Domain Tokens:A multi-domain model may be trained and informed at run-time about the domain of the input sentence. Kobus et al. (2016) apply an idea initially proposed by Sennrich et al. (2016) - to augment input sentences for register with a politeness feature token - to the domain adaptation problem. They add a domain token to each training and test sentence. Tars and Fishel (2018) give results that show domain tokens outperform fine tuning and also explore word-level domain factors.
Topic Models:If the data contains sentences from multiple domains but the composition is unknown, then automatically detecting different domains (then typically called topics) with methods such as LDA is an option. Zhang et al. (2016) apply such clustering and then compute for each word a topic distribution vector. It is used in addition to the word embedding to inform the encoder and decoder in a otherwise canonical neural translation model. Instead of word-level topic vectors, Chen et al. (2016) encode the given domain membership of each sentence as an additional input vector to the conditioning context of word prediction layer. Tars and Fishel (2018) use sentence embeddings and k-means clustering to obtain topic clusters.

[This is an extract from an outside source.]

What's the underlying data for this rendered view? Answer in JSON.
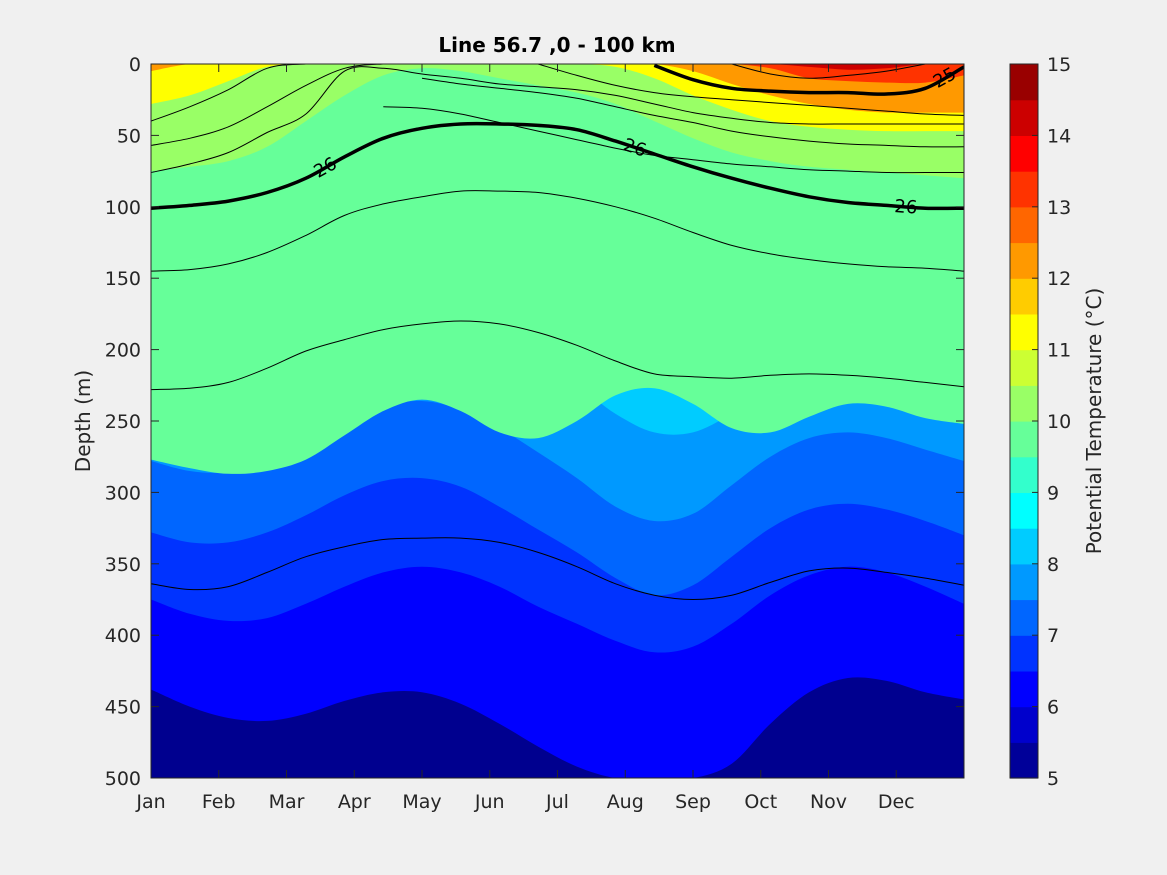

Noisy Data:Text to be translated by machine translation models may be noisy, either due to misspellings or creative language use which is common in social media text. Machine translation models may be adapted to such noise to be more robust. Vaibhav et al. (2019) add synthetic training data that contains types of noise similar to what has been seen in a test set of web discussion forum posts. Anastasopoulos et al. (2019) employ corpora from grammatical error correction tasks (sentences with errors from non-native speakers alongside their corrections) to create synthetic input that mirrors the same type of errors. They compare translation quality between clean and noisy input and reduce the gap by adding similar synthetic noisy data to training.